Prices: Discussions on price are always difficult in Nepal and KTH was no different in this regard. When I sought to stay on a second occasion with KTH (booked verbally, rather than via Booking.com) they sought initially to charge me more for the room than my initial stay booked via Booking.com and it was necessary to negotiate down to the Booking.com price. This was annoying.
Karma Traveller's Home (KTH) offers reasonable value for money - it has some defects, but you can't expect excellence for the price.
Kathmandu has frequent power cuts. KTH has solar power and solar hot water - this means that there is the possibility of some electricity for one light in your room and some hot water during the power cuts provided there has been sufficient sunlight over the prior days. The WIFI (which only works well in but a limited number of rooms, but OK in common areas) also runs off the solar, so it may also be functional during the power cuts.
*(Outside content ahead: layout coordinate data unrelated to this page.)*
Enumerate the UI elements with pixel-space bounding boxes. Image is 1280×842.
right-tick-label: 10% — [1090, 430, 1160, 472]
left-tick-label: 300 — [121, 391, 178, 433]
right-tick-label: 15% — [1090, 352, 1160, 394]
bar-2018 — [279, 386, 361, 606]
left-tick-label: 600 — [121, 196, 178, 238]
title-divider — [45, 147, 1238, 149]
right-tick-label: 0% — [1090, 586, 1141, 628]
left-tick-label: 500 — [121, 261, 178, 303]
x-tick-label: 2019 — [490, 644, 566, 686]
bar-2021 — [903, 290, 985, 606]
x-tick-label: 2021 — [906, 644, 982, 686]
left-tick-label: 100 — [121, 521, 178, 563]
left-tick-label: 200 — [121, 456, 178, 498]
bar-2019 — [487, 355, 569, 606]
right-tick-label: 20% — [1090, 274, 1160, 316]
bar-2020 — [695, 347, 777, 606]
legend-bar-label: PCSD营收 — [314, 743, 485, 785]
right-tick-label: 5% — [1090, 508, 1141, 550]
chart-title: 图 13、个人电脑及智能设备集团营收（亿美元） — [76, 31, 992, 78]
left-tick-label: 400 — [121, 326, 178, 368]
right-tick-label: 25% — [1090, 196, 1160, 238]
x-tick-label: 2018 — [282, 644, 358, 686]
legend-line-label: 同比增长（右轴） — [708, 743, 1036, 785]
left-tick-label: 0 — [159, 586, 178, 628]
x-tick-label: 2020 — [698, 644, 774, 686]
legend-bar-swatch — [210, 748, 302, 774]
On the first day, there was no room available of the type that I'd reserved on Booking.com (poor scheduling practice on KTH's part) and I had to stay in a lower quality (cheaper) room. However KTH tried to make amends by offering me a discount on the price of the cheaper room - which was a reasonable offer in the circumstances (albeit the offer was not made immediately, as perhaps it should have been, but rather took a little bit of time to negotiate to).
If you stay for multiple days, you need to be aware that your room is not attended to by the staff - you need to ask if you want anything done (eg bin emptied, more toilet paper). However, after you ask, I found that the staff were happy to respond to any request.